Toutefois, cette forme de presse a un avenir et des moyens de croissance, si elle sait répondre à l’appétence importante des citoyens pour une information de proximité et de qualité. Les titres qui ont su développer, à côté du quotidien, des suppléments économiques sectoriels, culturels, éducatifs, progressent, alors que ceux qui se contentent de reproduire l’existant par des économies d’échelle et de ressources importantes périclitent.
L’indépendance, là encore, dépend de la situation économique des titres. Mais on constate depuis plusieurs années la disparition de titres indépendants ou leur intégration dans des groupes financiers (Banque Rothschild, Crédit Mutuel ou Crédit Agricole) ou de géants du numérique (Niel par exemple).
La concentration des titres pose immanquablement la question du traitement de l’information par les journalistes, avec comme risque principal, une uniformisation de l’information telle qu’elle se produit par exemple dans le groupe EBRA, pour toute la façade Est de la France.
Bien entendu cela pose un grave problème d’indépendance éditoriale et met à mal le pluralisme des idées. La mise en place de sociétés de rédaction, élargies aux lecteurs, pourrait d’ailleurs devenir un rempart contre ce nivellement journalistique. Cette coopération professionnelle et citoyenne pourrait aussi permettre une consolidation capitalistique. C’est tout le sens de notre projet de SCIC à Paris Normandie, qui s’appuie sur les travaux d’universitaires et d’économistes spécialistes de la presse (Julia Cagé, Jean-Marie Charron, etc.).
Comment la presse quotidienne régionale peut-elle se relever de cette épreuve ? Peut-elle se réinventer à cette occasion ?
La presse régionale a un vrai rôle à jouer dans les territoires si elle décide de devenir le garant d’une presse locale indépendante, construite sur une vraie diversité de l’information. Elle ne doit pas laisser les groupes des multimillionnaires (Dassault, Bouygues, Niel, Bolloré etc.) s’accaparer tous les réseaux pour y déverser la même information édulcorée ne servant qu’à formater l’opinion publique.
Elle est un élément essentiel de la vie économique et démocratique locale, qui doit permettre aux territoires de renforcer leur identité. La Filpac croit beaucoup à l’avenir de la presse quotidienne et hebdomadaire régionale et départementale. Elle perçoit cette presse comme un élément central de notre vie démocratique et culturelle.
Il faut donc que cette presse revienne à une approche au plus près des territoires pour redevenir le « moteur » de la vie sociale, par des actions de valorisation des enjeux locaux. Cela nécessite de développer plus d’éditions locales et de repenser les outils industriels de son impression comme de sa diffusion.

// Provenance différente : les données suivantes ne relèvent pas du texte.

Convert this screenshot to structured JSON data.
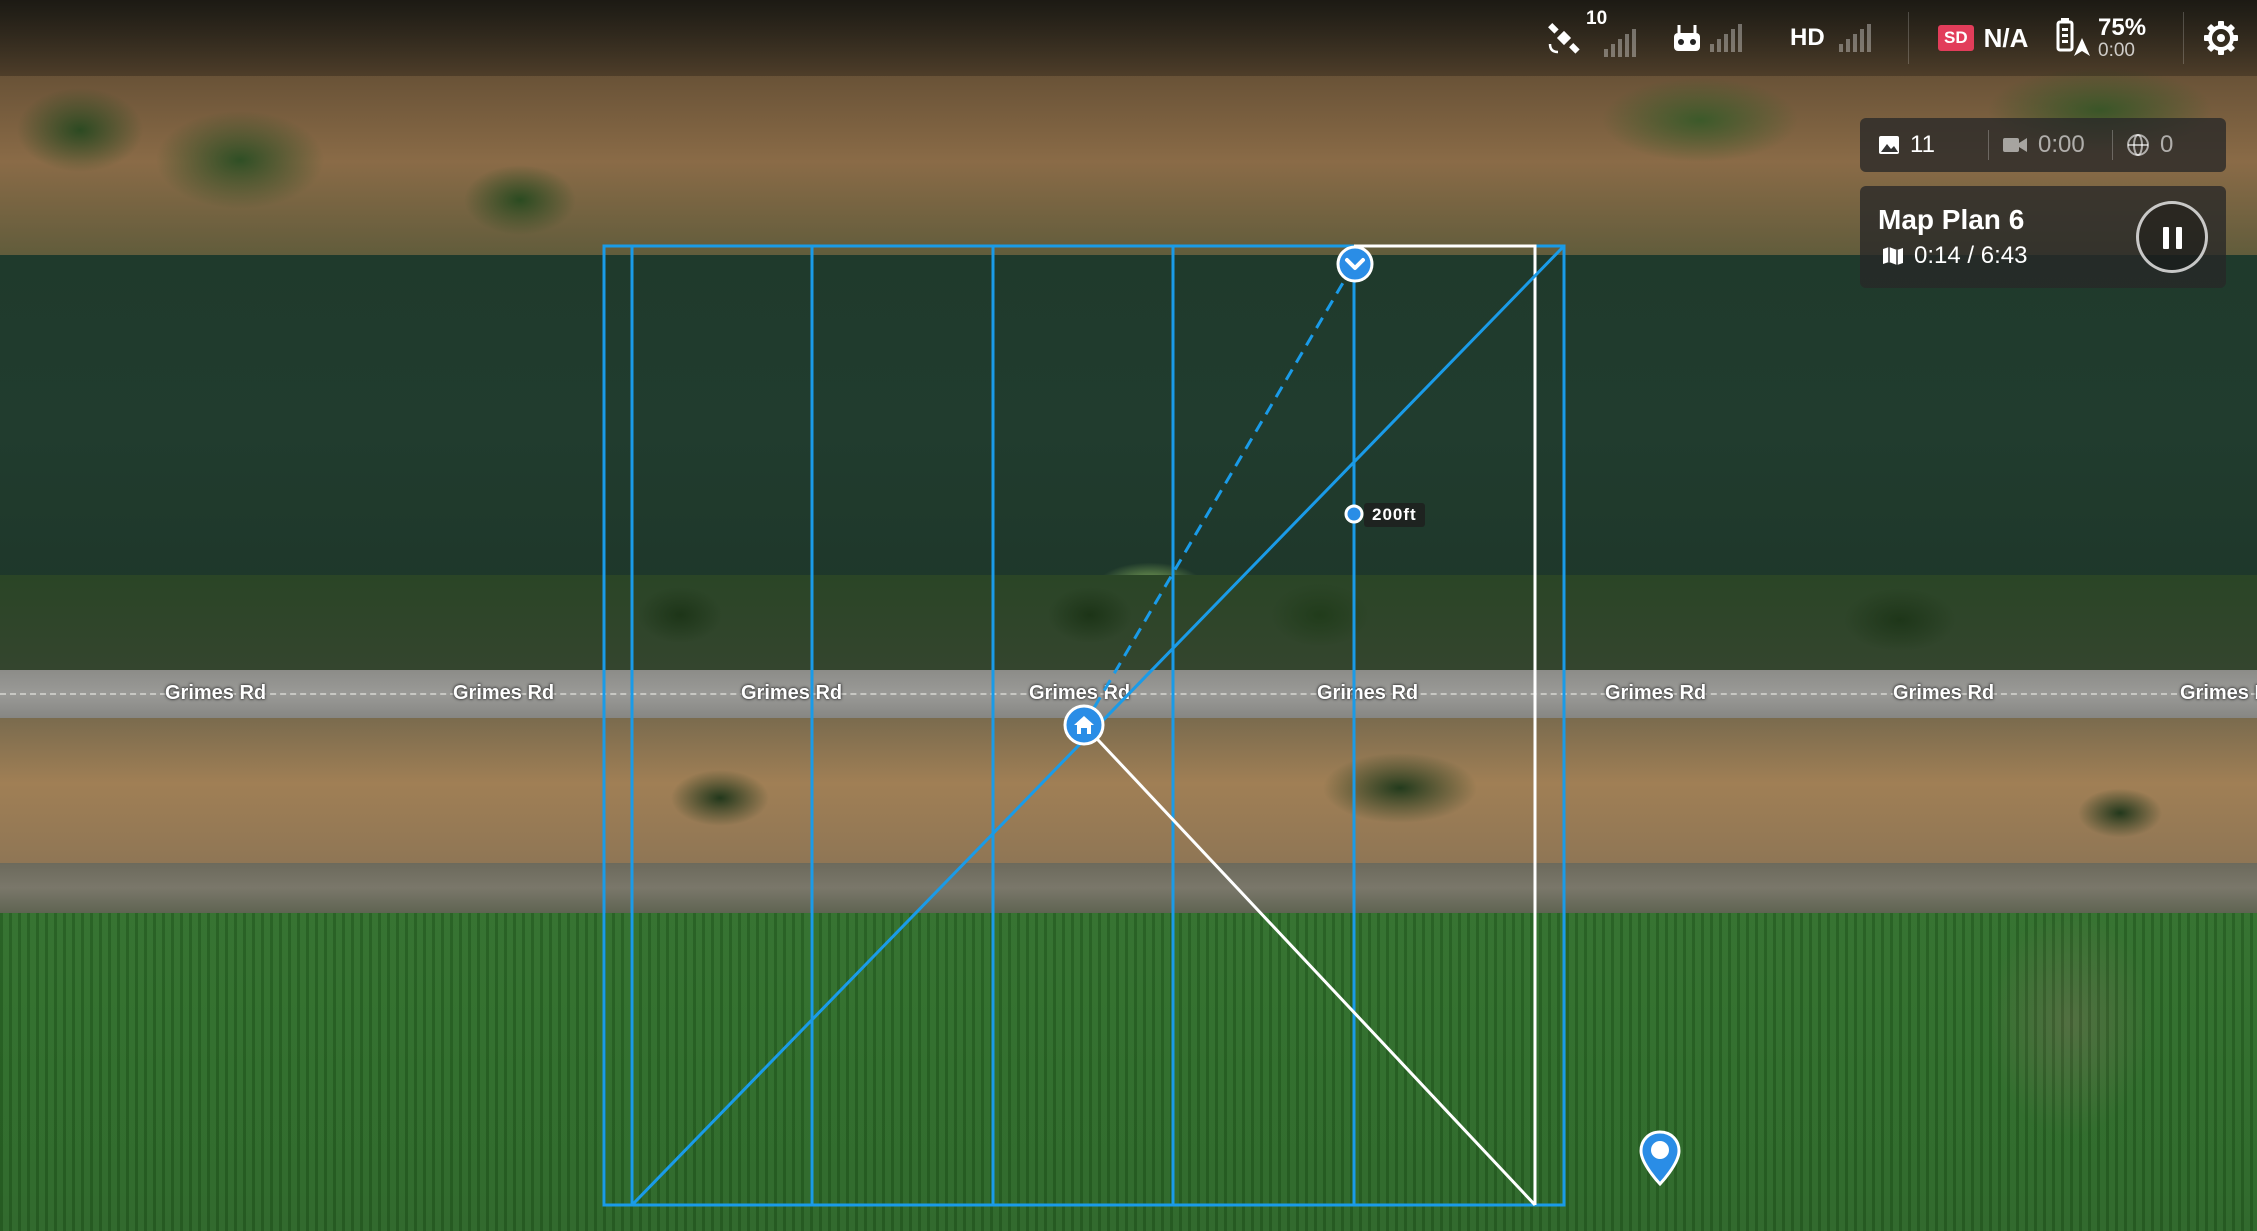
{
  "status_bar": {
    "satellite_count": "10",
    "video_quality": "HD",
    "sd_label": "SD",
    "sd_status": "N/A",
    "battery_percent": "75%",
    "battery_time": "0:00"
  },
  "media_counts": {
    "photos": "11",
    "video_time": "0:00",
    "panoramas": "0"
  },
  "mission": {
    "name": "Map Plan 6",
    "progress": "0:14 / 6:43"
  },
  "map": {
    "road_name": "Grimes Rd",
    "road_labels": [
      "Grimes Rd",
      "Grimes Rd",
      "Grimes Rd",
      "Grimes Rd",
      "Grimes Rd",
      "Grimes Rd",
      "Grimes Rd",
      "Grimes Rd"
    ],
    "altitude_label": "200ft"
  },
  "colors": {
    "flight_path": "#1a9be8",
    "sd_badge": "#e23d5a",
    "marker": "#2a8de6"
  },
  "icons": {
    "satellite": "satellite-icon",
    "remote": "remote-controller-icon",
    "battery": "battery-icon",
    "settings": "gear-icon",
    "photo": "photo-icon",
    "video": "video-camera-icon",
    "panorama": "globe-icon",
    "map": "map-icon",
    "pause": "pause-icon",
    "home": "home-icon",
    "waypoint": "chevron-down-icon",
    "location": "location-pin-icon"
  }
}
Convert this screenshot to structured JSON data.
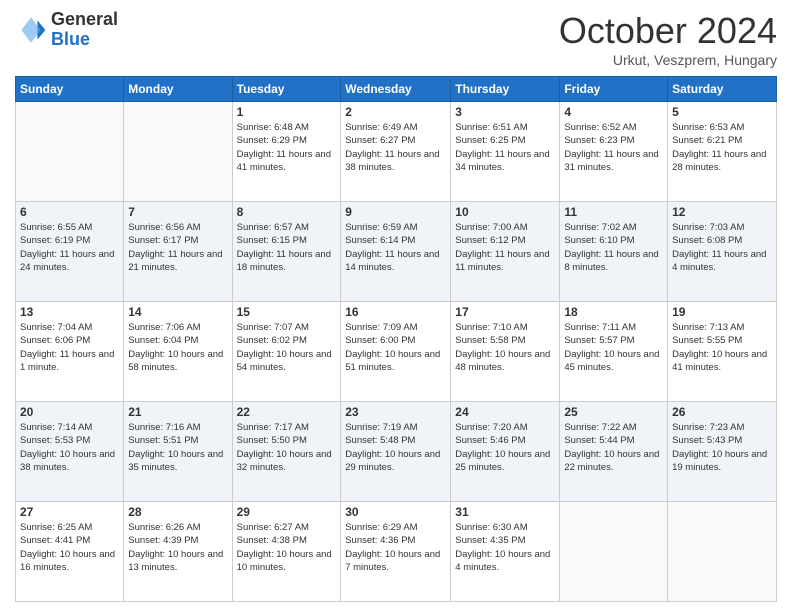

L’avenir de la presse passera-t-il uniquement par le numérique ?
Non, le numérique est bien évidemment un support essentiel au développement de la presse mais ce support ne remplacera pas le produit papier. Le numérique est complémentaire du papier et même si nos « grands » penseurs libéraux estiment que le papier est mort, nous sommes convaincus, à la Filpac, qu’ils se trompent. Comme ils se sont trompés en annonçant la mort du livre papier avec l’arrivée du livre numérique…
80 % du chiffre d’affaire de la presse sont réalisés grâce au journal papier et ce n’est pas près de changer. Il faut donc renforcer les droits d’auteurs des journalistes et les droits voisins afin d’éviter le pillage systématique de la presse d’information et d’investigation par les GAFAM.
Le papier doit rester le support de l’information sûre et vérifiée !
Aujourd’hui très peu de titres de presse numérique peuvent se targuer de produire ce genre d’information, même si quelques plateformes numériques commencent à se développer sur internet. Et dès que leur audience atteint un niveau acceptable, ces journaux numériques, à l’instar de Médiapart, sortent des périodiques papier en complément de leur site d’information.
On peut affirmer que l’avenir de la presse devra être multi-support et reposer obligatoirement sur une information de qualité. Une information vérifiée par des salariés formés, avec un vrai statut. Ce qui tue la presse, c’est la médiocrité, la précarité des travailleurs et l’uniformisation de l’information.